AerSale, Inc. is a Doral, Florida-based global supplier of aftermarket commercial jet aircraft, engines, used materials, and aeronautical engineering services to passenger and cargo airlines, government, multinational original equipment manufacturers, and independent MROs. AerSale is a member of the Aircraft Fleet Recycling Association.

== History ==
The company was founded in Coral Gables, Florida, in 2008. The two founders invested US$250 million in equity in January 2010.

In July 2010, AerSale delivered a specially modified Boeing 737-400 aircraft to the National Nuclear Security Administration to fly depleted nuclear waste to disposal sites. It supplied low-cost, used turbine blades to the Department of Defense for use on the Air Force's KC-135 Stratotanker aircraft; it saved the government US$36 million.

==Lines of business==
AerSale operates three integrated lines of business: Aircraft & Engine Leasing; Material Sales; and Maintenance, Repair & Overhaul (MRO). The company is an aftermarket seller of original equipment manufacturers (OEM) used serviceable material.

AerSale sells and leases engines and aircraft, both commercial passenger and cargo aircraft. It has purchased Boeing 737-300, Boeing 737-400, Boeing 737-500, Boeing 747-400, Boeing 757-200, and Boeing 767-300 passenger and freighter aircraft; Airbus A300-600R, Airbus A310-200, Airbus A320-200, and Airbus A330-300 passenger aircraft; and McDonnell Douglas MD-90 passenger and McDonnell Douglas DC-8-70 series freighter aircraft.

In November 2013, it completed a major maintenance check for NASA on its flying laboratory, a specially modified McDonnell Douglas DC-8-70 series aircraft.
==Certifications==
On March 12, 2010, the Aviation Suppliers Association certified AerSale's quality system to meet the requirements of ASA-100 and FAA Advisory Circular 00-56A. On June 14, 2011, AerSale was certified by the Aircraft Fleet Recycling Association. On February 24, 2014, it received a U.S. Approval Certificate from the European Aviation Safety Agency (EASA).

In December 2023, the FAA approved the AerAware headset device SKYLENS as part of an enhanced flight vision system.

==Acquisitions==
AerSale's first acquisition came in 2009 when it acquired 44 McDonnell Douglas DC-8-70 series aircraft from a major international logistics company.
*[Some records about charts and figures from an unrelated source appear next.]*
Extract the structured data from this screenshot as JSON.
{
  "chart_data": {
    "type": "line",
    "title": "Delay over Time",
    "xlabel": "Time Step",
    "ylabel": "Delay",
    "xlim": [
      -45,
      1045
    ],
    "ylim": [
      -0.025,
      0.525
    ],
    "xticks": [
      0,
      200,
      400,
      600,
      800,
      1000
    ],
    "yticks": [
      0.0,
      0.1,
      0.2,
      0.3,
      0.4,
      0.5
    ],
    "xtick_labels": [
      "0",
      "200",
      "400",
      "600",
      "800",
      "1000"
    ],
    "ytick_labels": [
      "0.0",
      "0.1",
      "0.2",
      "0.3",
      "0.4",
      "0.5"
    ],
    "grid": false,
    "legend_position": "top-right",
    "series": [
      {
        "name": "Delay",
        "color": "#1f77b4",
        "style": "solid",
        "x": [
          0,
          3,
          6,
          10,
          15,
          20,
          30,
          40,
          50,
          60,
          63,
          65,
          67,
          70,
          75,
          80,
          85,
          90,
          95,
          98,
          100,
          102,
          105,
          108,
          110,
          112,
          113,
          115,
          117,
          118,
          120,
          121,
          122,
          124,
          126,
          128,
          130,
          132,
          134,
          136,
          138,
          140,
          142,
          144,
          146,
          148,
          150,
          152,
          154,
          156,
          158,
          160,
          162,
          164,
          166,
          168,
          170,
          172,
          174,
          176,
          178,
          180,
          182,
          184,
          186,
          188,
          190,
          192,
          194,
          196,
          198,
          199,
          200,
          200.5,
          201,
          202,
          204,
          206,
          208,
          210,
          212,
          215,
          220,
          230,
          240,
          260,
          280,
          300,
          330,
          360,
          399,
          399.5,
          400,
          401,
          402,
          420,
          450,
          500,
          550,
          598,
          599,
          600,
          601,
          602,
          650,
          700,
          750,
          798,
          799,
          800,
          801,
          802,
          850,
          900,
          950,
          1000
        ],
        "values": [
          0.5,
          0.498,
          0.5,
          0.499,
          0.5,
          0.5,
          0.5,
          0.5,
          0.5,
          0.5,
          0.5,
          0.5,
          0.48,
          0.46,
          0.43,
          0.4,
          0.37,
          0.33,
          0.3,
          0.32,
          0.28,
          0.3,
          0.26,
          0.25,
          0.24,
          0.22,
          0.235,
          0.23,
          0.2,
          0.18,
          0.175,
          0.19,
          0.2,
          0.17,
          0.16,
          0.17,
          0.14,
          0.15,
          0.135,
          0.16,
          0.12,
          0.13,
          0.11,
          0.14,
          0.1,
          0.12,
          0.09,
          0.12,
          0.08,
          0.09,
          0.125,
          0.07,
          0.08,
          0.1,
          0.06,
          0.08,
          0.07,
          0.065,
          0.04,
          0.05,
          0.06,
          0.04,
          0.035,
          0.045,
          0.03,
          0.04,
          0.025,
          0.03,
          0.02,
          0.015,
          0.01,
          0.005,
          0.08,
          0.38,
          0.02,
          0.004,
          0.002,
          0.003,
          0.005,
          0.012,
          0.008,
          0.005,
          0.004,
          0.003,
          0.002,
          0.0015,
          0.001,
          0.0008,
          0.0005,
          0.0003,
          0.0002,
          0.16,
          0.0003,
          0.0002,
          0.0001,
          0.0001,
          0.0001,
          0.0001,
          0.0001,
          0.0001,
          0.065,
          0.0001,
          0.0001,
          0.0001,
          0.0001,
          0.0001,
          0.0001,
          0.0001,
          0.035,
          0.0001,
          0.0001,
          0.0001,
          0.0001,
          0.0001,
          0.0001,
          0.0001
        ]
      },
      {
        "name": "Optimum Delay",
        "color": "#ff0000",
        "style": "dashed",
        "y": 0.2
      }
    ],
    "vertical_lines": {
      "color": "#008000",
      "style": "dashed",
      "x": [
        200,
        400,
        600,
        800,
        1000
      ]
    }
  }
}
In May 2010, AerSale acquired the assets of Great Southwest Aviation located at the Roswell International Air Center in Roswell, New Mexico. In late 2010, AerSale acquired 19 Boeing 747-400 aircraft from Japan Airlines, representing two-thirds of the JAL fleet of 747-400s. In 2012, AerSale acquired 25 of Saudi Airlines's McDonnell Douglas MD-90 aircraft. In July 2015, AerSale acquired Aero Mechanical Industries, Inc. (AMI), located in Rio Rancho, New Mexico, to expand its component overhaul services to include aero structures. In 2018, AMI was rebranded AerSale Component Solutions.

In November 2018, AerSale acquired Avborne, located in Miami, Florida, to include overhaul capability for hydraulic, pneumatic, and landing gear. In June 2019, AerSale acquired airframe parts specialist Qwest Air Parts to add scale to its offering of airframe used serviceable material.

AerSale Corp. and Monocle Acquisition Corporation announced their merger in December 2019, with an implied enterprise value of about US$430 million. The deal was revised in September 2020, with a lower value of about US$300 million. The combined company, named AerSale Corporation, began trading on Nasdaq under the ticker symbol "ASLE" in December 2020.